Kaffeegeschichte ist ein kulturhistorisches Gesamtkunstwerk
Der Kaffeehistoriker Steven Topik von der University of California, Irvine, schreibt:
„Warum gerade Kaffee? Man könnte meinen, dass die theoretische Betrachtung der Weltgeschichte durch die Kaffeebrille den Gegenstand eher verdunkelt – aber das ist kein ,Kaffee-Fetischismus‘ oder gar der Versuch trendy zu sein im Sinne einer ,Starbucks-Revolution‘. Kaffee als Ware ist einer ernsthaften Betrachtung wert, weil er über Jahrhunderte hinweg seinen zentralen Platz in der Weltökonomie und im Leben von Millionen Menschen nachhaltig bewahrt hat … im Grunde haben ihn immer die armen Länder für die reichen produziert.“ (Topik/Clarence-Smith: The Global Coffee Economy in Africa, Asia and Latin America, 1500–1989, Cambrige University Press, New York 2003, Seite 2, eigene Übersetzung)
Von Äthiopien zum Anbau im Jemen
Bis 1720 kontrollierte der Jemen den Welthandel mit Kaffee. Die Kolonialmächte tummeln sich mit ihren Schiffen im Hafen von Mokka. Von dort beziehen sie Kaffee, handeln mit ihm im Indischen Ozean und importieren ihn nach Europa. Die Holländer besorgen sich heimlich Pflanzen und keimfähigen Samen.

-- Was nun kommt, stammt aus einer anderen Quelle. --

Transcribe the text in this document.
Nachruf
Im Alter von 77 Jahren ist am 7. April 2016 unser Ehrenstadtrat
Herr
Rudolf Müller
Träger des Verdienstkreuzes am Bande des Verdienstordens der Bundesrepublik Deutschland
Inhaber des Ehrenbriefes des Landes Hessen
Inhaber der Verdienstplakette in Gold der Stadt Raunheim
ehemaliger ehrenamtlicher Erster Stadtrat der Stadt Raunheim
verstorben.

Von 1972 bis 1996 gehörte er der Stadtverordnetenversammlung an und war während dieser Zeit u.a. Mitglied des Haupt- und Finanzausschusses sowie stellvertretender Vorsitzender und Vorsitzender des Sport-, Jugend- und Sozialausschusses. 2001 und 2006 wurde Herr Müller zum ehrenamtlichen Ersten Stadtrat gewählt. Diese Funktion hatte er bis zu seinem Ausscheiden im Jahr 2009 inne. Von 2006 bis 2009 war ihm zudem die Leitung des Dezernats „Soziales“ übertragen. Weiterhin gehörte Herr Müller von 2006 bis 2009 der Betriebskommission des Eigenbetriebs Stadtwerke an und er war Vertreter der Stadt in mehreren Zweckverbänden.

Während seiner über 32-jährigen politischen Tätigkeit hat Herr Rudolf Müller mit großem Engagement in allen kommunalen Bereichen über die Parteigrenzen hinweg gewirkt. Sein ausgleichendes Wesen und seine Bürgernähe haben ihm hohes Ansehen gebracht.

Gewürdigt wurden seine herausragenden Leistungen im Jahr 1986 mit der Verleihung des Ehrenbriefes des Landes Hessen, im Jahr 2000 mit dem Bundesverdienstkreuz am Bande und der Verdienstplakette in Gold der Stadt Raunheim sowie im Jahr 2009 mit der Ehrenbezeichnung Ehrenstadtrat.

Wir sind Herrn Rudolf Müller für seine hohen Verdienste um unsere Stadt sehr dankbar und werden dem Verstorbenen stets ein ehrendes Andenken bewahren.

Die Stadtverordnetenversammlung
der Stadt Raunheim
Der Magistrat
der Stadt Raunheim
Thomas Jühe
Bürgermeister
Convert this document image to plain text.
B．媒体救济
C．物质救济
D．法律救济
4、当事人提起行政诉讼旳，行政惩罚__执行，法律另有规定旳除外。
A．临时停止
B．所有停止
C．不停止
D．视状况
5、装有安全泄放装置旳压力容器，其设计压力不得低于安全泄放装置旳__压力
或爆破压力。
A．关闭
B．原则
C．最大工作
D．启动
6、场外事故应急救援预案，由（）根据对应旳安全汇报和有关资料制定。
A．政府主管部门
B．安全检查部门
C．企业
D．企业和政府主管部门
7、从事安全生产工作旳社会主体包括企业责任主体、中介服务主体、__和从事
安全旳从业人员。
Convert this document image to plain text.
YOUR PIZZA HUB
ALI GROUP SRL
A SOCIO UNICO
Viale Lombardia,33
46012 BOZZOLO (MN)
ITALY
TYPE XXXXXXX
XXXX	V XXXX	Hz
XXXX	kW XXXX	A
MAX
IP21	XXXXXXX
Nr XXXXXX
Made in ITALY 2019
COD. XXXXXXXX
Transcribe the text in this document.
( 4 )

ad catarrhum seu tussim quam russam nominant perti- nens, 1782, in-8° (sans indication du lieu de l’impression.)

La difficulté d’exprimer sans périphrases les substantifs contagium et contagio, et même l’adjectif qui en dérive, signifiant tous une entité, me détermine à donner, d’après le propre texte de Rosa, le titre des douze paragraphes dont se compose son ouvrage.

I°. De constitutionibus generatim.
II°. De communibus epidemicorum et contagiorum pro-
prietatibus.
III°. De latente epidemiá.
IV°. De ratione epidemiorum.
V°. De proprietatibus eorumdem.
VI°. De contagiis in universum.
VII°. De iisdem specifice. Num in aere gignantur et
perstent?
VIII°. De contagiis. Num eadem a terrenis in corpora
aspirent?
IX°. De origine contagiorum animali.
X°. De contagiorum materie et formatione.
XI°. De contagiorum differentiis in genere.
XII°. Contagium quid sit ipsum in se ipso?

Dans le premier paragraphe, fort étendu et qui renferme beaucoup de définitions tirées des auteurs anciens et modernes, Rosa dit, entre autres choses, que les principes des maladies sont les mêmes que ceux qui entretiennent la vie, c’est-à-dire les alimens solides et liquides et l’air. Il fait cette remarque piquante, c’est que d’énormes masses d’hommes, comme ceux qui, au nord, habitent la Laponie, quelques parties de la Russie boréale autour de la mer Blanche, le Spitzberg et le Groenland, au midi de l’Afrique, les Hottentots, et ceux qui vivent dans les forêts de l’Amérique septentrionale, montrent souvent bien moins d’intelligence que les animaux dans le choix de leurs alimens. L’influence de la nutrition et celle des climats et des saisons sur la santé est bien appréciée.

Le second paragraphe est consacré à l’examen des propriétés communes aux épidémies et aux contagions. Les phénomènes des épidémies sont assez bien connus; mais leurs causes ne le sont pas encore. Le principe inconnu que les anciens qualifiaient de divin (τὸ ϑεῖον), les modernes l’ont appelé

Sie sind die ersten, die ihn in ihren asiatischen Kolonien anbauen.
Große Themen kennzeichnen den Weg des Kaffees:
Ökonomie, Ökologie, Politik, Kultur und
als „soziales Getränk“ im Alltag:
- Kaffee ist Teil von Kolonialismus und Imperialismus.
- Er ist verwoben mit Sklaverei und Sklavenhandel.
- Er steht für frühe Globalisierung und Agrobusiness.
- Kaffeehäuser waren und sind neue „öffentliche Orte“ in Orient und Okzident.
- Kaffee ist Symbol für Opposition, Kritik und Revolution.
- Kaffee steht für Kommunikation und Geselligkeit.
- Er ist „Cash-Crop“ für die Exportbilanz der Entwicklungsländer.
- Er ist ein wichtiges Exportprodukt der Länder des Südens.
- Kaffee ist Teil von Börsenspekulation mit Agrargütern, von Warentermin- und Derivatehandel.
- Er markiert das Elend der Kaffeebauern und damit Formen des Neokolonialismus.
- Er war und ist das Leitprodukt des FairenHandels.
- Klimaveränderungen bedrohen den Kaffeeanbau – Wildkaffee wird seit 2018 auf der Internationalen Roten Liste als „gefährdet“ eingestuft. Umgekehrt bedroht Kaffeeanbau aber auch das Weltklima durch Erschließung neuer Felder und Plantagen mittels Waldrodung.
Das Getränk
Kaffee war als Getränk stets Begleiter aller Denker, Revoluzzer und Widerständigen und Oppositionellen. Die Kaffeehäuser galten immer als die „Pflanzstätten des Aufruhrs“. William Ukers schreibt 1935 in seinem Klassiker „All about Coffee“:
„Wo auch immer er eingeführt wurde, bedeutet er Revolution. Er war das radikalste Getränk der Welt, weil seine Funktion stets darin bestand, die Menschen zum Denken zu bewegen. Und wenn die Menschen anfingen zu denken, wurden sie den Tyrannen gefährlich.“
Seit dem 16. Jhdt. nahm der Fortschritt immer erst im Kopf Gestalt an. Dabei war das Kaffeehaus ein unverzichtbarer Ort und Kaffee war die Geistesnahrung. So kann die Kultur des Kaffeetrinkens auch als kleiner Teil der Sozial- und Kulturgeschichte der Moderne gelesen werden.
Vom Verbot zum Weltgetränk
Kaffee war in Europa nicht von Anfang an willkommen. Genau wie bei seiner Eroberung der islamischen Welt wurden religiöse, weltanschauliche und ökonomische Gründe gegen ihn ins Feld geführt.
- Kaffeeverbote im Islam des 16. und 17. Jahrhunderts
- Unterdrückung der Kaffeeschenken als „Seminaris of Insurrection“
unter Charles II. in England (17. Jhdt.) - Umfassender staatlicher Spitzeleinsatz und Schließung Pariser Cafés
vor und nach der Revolution (18. Jhdt.) - Kaffeeverbote unter Friedrich dem Großen und in anderen deutschen
Landen und im übrigen Europa (18. Jhdt.)
Trotzdem eroberten sich der Kaffee und seine Häuser einen festen Platz im Alltag der Menschen weltweit.